Professer Li Guoqiao receives the Order of the Green Cross of the Comoros from Fouad Mohadji, vice-president of Comoros. [Photo provided to China Daily] |
Veteran researcher from long line of TCM practitioners is devoted to finding treatments for diseases plaguing mankind
Although he will be 82 years old this year, Li Guoqiao still works late into the nights on his lifelong quest to apply compounds derived from traditional Chinese medicine to treating malaria and cancer. He works so late that he says coffee is his favorite food.
"My father, my grandfather and my great-grandfather were TCM practitioners," says Li, chief professor at Guangzhou University of Chinese Medicine." TCM is based on thousands of years of experience and is effective against specific diseases. Malaria is the number one killer in infectious diseases, and cancer is number one in noncommunicable diseases. So I chose applying TCM to these two as my lifetime target.
"I have seen many poor families die of malaria in Hainan and Yunnan, plus in Cambodia and the Comoros and throughout Africa. The disease takes the lives of young children. It tears families apart. I felt I must find the quickest and cheapest way to eliminate it," Li says.
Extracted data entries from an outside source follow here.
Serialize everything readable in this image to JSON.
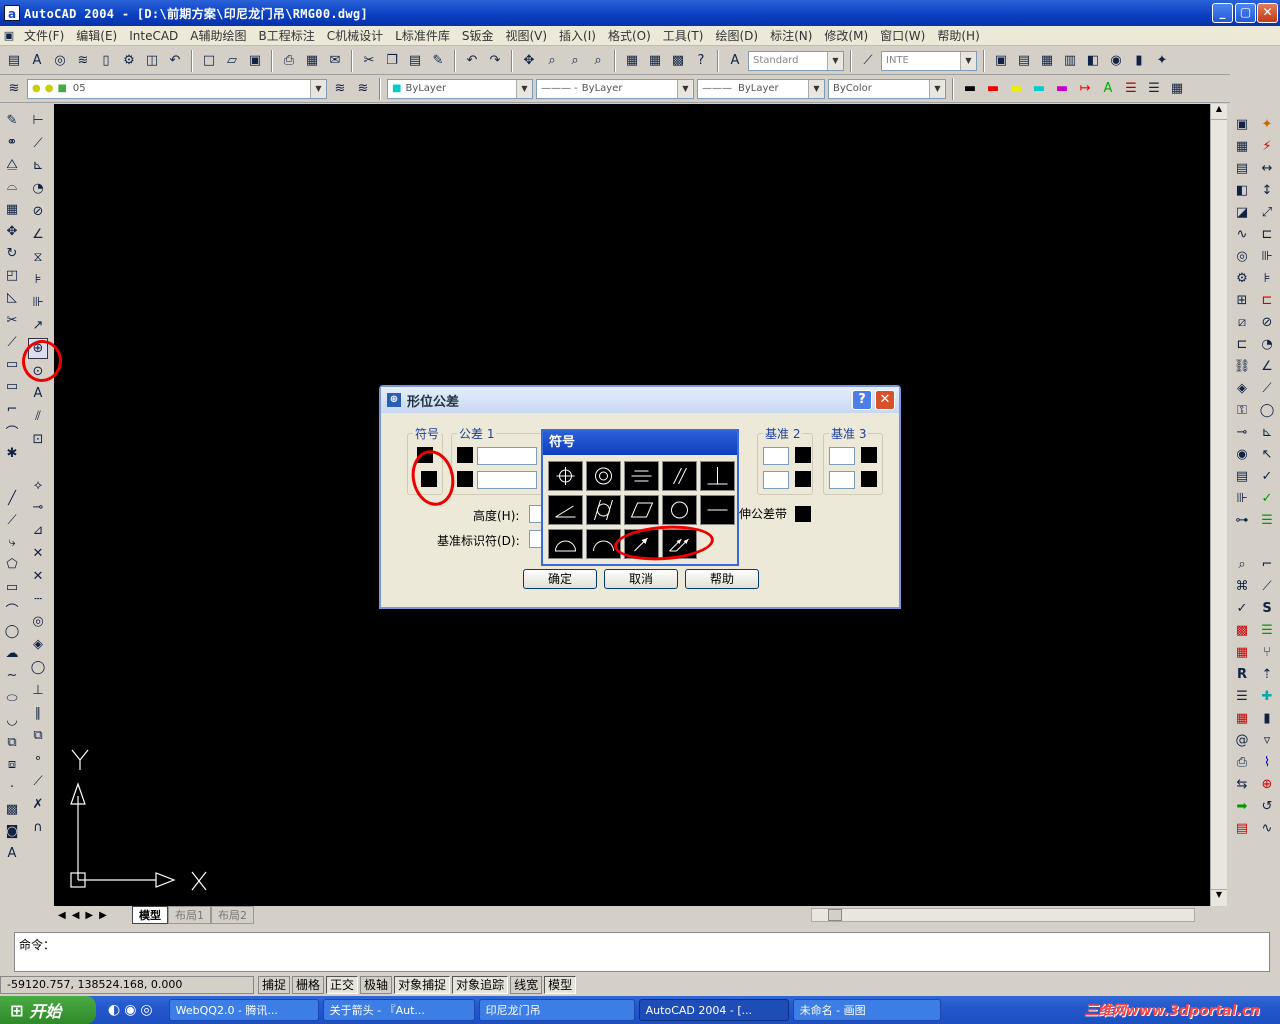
{
  "window": {
    "title": "AutoCAD 2004 - [D:\\前期方案\\印尼龙门吊\\RMG00.dwg]",
    "app_icon": "a",
    "controls": {
      "minimize": "_",
      "restore": "▢",
      "close": "✕"
    }
  },
  "menubar": [
    "文件(F)",
    "编辑(E)",
    "InteCAD",
    "A辅助绘图",
    "B工程标注",
    "C机械设计",
    "L标准件库",
    "S钣金",
    "视图(V)",
    "插入(I)",
    "格式(O)",
    "工具(T)",
    "绘图(D)",
    "标注(N)",
    "修改(M)",
    "窗口(W)",
    "帮助(H)"
  ],
  "toolbar_standard": {
    "text_style": "Standard",
    "dim_style": "INTE"
  },
  "toolbar_layers": {
    "layer": "05",
    "color": "ByLayer",
    "linetype": "ByLayer",
    "lineweight": "ByLayer",
    "plotstyle": "ByColor"
  },
  "ucs": {
    "y_label": "Y",
    "x_label": "X"
  },
  "layout_tabs": [
    "模型",
    "布局1",
    "布局2"
  ],
  "command": {
    "prompt": "命令："
  },
  "statusbar": {
    "coords": "-59120.757, 138524.168, 0.000",
    "toggles": [
      {
        "label": "捕捉",
        "on": false
      },
      {
        "label": "栅格",
        "on": false
      },
      {
        "label": "正交",
        "on": true
      },
      {
        "label": "极轴",
        "on": false
      },
      {
        "label": "对象捕捉",
        "on": true
      },
      {
        "label": "对象追踪",
        "on": true
      },
      {
        "label": "线宽",
        "on": false
      },
      {
        "label": "模型",
        "on": true
      }
    ]
  },
  "taskbar": {
    "start": "开始",
    "tasks": [
      "WebQQ2.0 - 腾讯...",
      "关于箭头 - 『Aut...",
      "印尼龙门吊",
      "AutoCAD 2004 - [...",
      "未命名 - 画图"
    ],
    "watermark": "三维网www.3dportal.cn"
  },
  "dialog": {
    "title": "形位公差",
    "help_btn": "?",
    "close_btn": "✕",
    "labels": {
      "symbol": "符号",
      "tolerance1": "公差 1",
      "datum2": "基准 2",
      "datum3": "基准 3",
      "height": "高度(H):",
      "datum_id": "基准标识符(D):",
      "projected": "延伸公差带:"
    },
    "buttons": {
      "ok": "确定",
      "cancel": "取消",
      "help": "帮助"
    }
  },
  "symbol_popup": {
    "title": "符号",
    "symbols": [
      "position-symbol",
      "concentricity-symbol",
      "symmetry-symbol",
      "parallelism-symbol",
      "perpendicularity-symbol",
      "angularity-symbol",
      "cylindricity-symbol",
      "flatness-symbol",
      "circularity-symbol",
      "straightness-symbol",
      "surface-profile-symbol",
      "line-profile-symbol",
      "circular-runout-symbol",
      "total-runout-symbol"
    ]
  },
  "colors": {
    "titlebar": "#0a3fc0",
    "canvas": "#000000",
    "annotation": "#e00000",
    "dialog_bg": "#ece9d8"
  }
}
In the late 1960s, Vietnam requested help from the Chinese government to fight malaria. In 1967, a research program called Project 523 tested many compounds and approaches based on TCM. Eventually, the team was able to isolate the active ingredient artemisinin from the sweet wormwood shrub, which traditionally has been used to treat malaria.
In the early stages of Project 523, artemisinin was shown to be effective in clearing the malaria parasite from laboratory rats. Li's major contribution was to show that artemisinin was highly effective in curing human malaria patients, especially those infected with strains of the malaria parasite that were resistant to previous frontline drugs. Artemisin quickly cleared the parasites from the blood of malaria patients more rapidly than any other anti-malarial drug. A key factor is that it was able to pass the blood-brain barrier and cure patients infected with often-fatal cerebral malaria.
Li, who taught acupuncture at the university from 1961 to 1967, was initially assigned to examine whether acupuncture could be effective against malaria. After 1969, he even infected himself with malaria, but found that acupuncture was ineffective.
"I turned to doing research on cerebral malaria patients for four years and found some new ideas that were not even in the textbooks," he says.
"In October 1974, the director of the 523 project went to the county in Yunnan where I worked and handed the project of researching the clinical effects of artemisinin to my team. We quickly confirmed its effectiveness, after which I was engaged in the research of artemisinin for the treatment of cerebral malaria for years, and I was the first one to do clinical tests of it," Li says.
He recalls an especially memorable case from that time: "At 9 pm, I received a call from a hospital in Gengma county, a remote part of Yunnan province. The patient had cerebral malaria and had a stillbirth at noon. She had lost a lot of blood and could not be transfused. She had been given a dose of artemisinin, but was still near death. Maternal cerebral malaria has the highest fatality rate.
"A lab technician and I spent the night preparing blood serum and drugs. We caught a bus at 5 am and arrived at the foot of the mountain at 8 am. We hiked up the mountain and finally arrived at the hospital at 9 pm and continued the artemisinin treatment. The patient came out of the coma 50 hours later and was found to be negative for the malaria bacteria within 72 hours."